Podcast

Sunday, January 19, 2014

How to Give and Receive Notes, Part 2: Be Charitable

This one is especially true in the screenwriting market in recent years, which has become especially outrageous. In order to be heard above the noise, writers tend to get signed as a result of a really shocking sample work (often with a profane, unreleasable title), which will never actually gets made, but will get the writer in the door for years of tame rewrite work.

As a result, writers are putting more and more audacity into their samples, and that audacity can easily put the note-giver in the wrong mood: because the writing lacks humility, it can be easy to assume that the writer lacks humility, and needs to be put in his or her place. Don’t fall into this trap. Remember, this person has done something profoundly humble by coming to you for notes.

You may strongly suspect that the writer just wants you to say it’s great (or, even worse, just wants you to show it to your agent), and that’s often the case, but you have to act on the assumption that this isn’t true.

A bold writing style is just that, a style, and the writer underneath might still be very sensitive.  Showing someone your writing is like showing your diary: you have inevitably put a lot of your hidden emotional life onto the page, both intentionally and unintentionally, and it’s painful for anyone to have that judged.  Even if it seems like they’ve puffed up their chest and dared you to take a swing, don’t go for the gutpunch.

Never be confrontational, or derisive, or flippant. Even if you’re used to kidding around with the writer, never use dismissive words like stupid, lame, lazy, shitty, terrible, or rotten. Most importantly, never imply that any choice was made out of laziness, no matter how much you suspect that to be the case. Remember how hard this is: nobody ever finished a manuscript by being lazy. It may be worthless, but that doesn’t mean it was effortless.

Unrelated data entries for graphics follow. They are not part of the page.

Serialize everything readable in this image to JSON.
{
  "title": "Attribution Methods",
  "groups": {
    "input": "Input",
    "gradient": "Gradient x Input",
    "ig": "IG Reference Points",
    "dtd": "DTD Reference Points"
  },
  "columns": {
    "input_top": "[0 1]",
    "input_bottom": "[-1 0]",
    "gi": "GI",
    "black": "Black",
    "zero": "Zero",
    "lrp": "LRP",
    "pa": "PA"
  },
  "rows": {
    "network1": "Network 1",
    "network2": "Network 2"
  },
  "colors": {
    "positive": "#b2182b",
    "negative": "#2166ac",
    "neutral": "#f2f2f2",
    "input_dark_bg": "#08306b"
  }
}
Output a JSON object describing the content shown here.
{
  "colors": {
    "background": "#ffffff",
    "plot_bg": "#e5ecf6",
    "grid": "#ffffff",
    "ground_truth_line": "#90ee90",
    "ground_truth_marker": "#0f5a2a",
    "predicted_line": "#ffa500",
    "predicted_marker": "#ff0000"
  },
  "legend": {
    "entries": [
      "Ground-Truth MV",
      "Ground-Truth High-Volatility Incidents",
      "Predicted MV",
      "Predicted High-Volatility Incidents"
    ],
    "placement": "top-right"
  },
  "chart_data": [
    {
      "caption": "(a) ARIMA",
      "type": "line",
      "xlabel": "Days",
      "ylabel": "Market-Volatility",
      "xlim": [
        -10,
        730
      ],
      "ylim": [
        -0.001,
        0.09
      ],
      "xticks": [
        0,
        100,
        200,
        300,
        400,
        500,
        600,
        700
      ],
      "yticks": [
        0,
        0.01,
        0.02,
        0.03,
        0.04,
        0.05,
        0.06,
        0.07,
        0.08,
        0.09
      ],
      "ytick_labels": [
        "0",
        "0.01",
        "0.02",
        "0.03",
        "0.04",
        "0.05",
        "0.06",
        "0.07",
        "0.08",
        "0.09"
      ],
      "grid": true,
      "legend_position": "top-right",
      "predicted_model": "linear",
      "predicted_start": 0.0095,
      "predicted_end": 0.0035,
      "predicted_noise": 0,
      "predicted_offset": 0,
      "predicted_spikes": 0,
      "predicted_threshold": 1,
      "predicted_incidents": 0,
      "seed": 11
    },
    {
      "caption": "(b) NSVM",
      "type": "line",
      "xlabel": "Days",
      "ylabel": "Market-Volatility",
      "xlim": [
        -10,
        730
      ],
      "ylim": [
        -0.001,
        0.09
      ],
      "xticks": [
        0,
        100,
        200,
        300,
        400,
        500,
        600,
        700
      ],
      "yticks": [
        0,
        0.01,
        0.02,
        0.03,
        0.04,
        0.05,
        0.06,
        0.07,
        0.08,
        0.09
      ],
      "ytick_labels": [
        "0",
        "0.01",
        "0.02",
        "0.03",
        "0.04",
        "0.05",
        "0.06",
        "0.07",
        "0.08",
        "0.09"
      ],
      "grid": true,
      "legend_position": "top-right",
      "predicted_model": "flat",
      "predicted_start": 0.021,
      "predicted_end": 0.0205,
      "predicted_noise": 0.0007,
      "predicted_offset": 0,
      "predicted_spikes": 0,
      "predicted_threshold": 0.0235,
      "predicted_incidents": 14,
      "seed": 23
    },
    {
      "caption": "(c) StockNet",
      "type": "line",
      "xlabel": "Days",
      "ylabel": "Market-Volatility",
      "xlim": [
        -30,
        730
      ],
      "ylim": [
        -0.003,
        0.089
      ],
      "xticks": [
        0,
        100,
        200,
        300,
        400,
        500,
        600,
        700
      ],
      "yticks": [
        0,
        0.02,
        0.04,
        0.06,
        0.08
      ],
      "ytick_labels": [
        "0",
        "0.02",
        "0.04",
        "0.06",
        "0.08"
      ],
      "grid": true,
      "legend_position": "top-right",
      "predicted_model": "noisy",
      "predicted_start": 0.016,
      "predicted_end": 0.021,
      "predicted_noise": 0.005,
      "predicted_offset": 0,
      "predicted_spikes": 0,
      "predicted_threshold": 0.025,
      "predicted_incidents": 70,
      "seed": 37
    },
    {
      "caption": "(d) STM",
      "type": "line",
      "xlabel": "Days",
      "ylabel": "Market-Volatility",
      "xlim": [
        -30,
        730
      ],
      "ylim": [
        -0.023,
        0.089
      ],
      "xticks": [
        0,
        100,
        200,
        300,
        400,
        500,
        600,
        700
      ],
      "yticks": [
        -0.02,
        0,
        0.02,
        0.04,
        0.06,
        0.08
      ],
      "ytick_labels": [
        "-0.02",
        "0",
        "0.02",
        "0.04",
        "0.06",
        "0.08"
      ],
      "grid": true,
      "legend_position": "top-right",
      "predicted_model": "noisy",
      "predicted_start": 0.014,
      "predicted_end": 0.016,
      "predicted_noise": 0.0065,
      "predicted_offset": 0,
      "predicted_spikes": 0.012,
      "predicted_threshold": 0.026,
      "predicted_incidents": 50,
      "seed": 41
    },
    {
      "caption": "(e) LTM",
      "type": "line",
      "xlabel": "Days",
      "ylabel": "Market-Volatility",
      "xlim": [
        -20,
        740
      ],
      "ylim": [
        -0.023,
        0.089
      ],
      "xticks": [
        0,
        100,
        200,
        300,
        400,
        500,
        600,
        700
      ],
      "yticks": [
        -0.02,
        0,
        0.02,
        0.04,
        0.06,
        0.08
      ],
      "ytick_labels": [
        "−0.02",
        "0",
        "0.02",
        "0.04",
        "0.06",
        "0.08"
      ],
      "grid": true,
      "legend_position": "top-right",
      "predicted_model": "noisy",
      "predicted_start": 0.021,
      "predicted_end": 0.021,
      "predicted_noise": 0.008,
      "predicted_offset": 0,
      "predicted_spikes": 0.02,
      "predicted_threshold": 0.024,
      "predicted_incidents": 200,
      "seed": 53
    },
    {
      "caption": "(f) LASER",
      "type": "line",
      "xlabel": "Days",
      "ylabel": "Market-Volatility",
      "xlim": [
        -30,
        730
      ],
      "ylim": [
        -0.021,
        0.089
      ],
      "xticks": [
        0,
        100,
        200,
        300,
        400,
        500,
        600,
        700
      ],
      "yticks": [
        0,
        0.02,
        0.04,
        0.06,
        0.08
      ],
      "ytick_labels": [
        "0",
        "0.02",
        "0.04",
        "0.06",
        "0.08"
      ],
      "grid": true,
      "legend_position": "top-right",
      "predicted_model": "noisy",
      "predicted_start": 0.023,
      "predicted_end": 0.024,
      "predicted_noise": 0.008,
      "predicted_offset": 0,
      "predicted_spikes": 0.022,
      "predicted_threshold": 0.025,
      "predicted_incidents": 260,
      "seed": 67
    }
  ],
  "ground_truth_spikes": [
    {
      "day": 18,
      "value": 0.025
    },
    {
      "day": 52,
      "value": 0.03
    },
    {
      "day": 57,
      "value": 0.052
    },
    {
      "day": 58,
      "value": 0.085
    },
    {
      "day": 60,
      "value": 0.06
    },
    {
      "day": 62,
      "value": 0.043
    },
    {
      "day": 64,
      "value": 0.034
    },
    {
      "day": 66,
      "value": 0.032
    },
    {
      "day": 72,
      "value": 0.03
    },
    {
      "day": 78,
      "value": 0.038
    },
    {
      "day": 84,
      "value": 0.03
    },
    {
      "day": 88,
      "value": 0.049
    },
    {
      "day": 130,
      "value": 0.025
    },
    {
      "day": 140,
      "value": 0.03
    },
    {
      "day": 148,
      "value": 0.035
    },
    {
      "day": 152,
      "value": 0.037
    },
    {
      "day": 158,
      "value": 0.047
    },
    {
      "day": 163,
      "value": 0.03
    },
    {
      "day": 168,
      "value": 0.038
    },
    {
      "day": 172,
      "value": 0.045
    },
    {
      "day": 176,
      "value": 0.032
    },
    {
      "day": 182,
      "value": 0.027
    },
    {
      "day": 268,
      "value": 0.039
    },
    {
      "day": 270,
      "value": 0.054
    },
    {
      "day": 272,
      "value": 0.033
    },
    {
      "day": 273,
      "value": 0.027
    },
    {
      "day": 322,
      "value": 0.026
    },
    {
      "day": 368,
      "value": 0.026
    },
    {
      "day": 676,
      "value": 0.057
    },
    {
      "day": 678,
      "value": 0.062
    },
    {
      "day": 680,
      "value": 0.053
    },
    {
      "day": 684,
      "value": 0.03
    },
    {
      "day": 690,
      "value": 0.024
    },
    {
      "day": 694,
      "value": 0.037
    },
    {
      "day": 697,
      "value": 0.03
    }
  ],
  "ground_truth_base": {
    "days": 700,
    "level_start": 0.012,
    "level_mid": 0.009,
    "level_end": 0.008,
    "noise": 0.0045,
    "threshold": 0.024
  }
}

No matter how much it might seem to the contrary, you have to assume that this person did his or her best possible work and wrote it with the best possible motives. What you’re reading may seem quick, sloppy and insolent, but you have to assume that’s not true, and that you actually have the writer’s tender, beating heart in your hands, and only your meticulous scalpel and delicate stitches can repair its wounds.

So how to do you do that? You have to move on to Step 3: Be a Salesman…

4 comments:

j.s. said...

Apropos Joaquin Phoenix, everybody who hasn't yet needs to see HER, which manages to stand out even in the huge crowd of excellent films released around the world in the past year.

Matt Bird said...

It's been an amazing year for movies hasn't it? HER is fantastic. I was so shocked that Redford got snubbed for Best Actor that it took me almost a day to realize that Phoenix had been snubbed too, which is shocking, because the whole movie is basically him in close up having subtle reactions, and it's mesmerizing.

(Even more impressive, this is the second year in a row that one of the best movies consisted of endless close-ups of Phoenix's face, and the two performances could not be more radically different.)

j.s. said...

Agreed. Much as I dislike THE MASTER, everything that's good about it starts with Phoenix's intensely committed and mesmerizing performance. He's certainly one of the greatest living actors. And it's even more interesting for me to watch him now seeing how far he's come.

I hope you'll be posting more about some of the lessons learned from your favorite films of 2013 as you catch up with them.

Matt Bird said...

Well, I certainly can't say anything until I've seen The Lone Ranger, now can I? It's coming soon, though.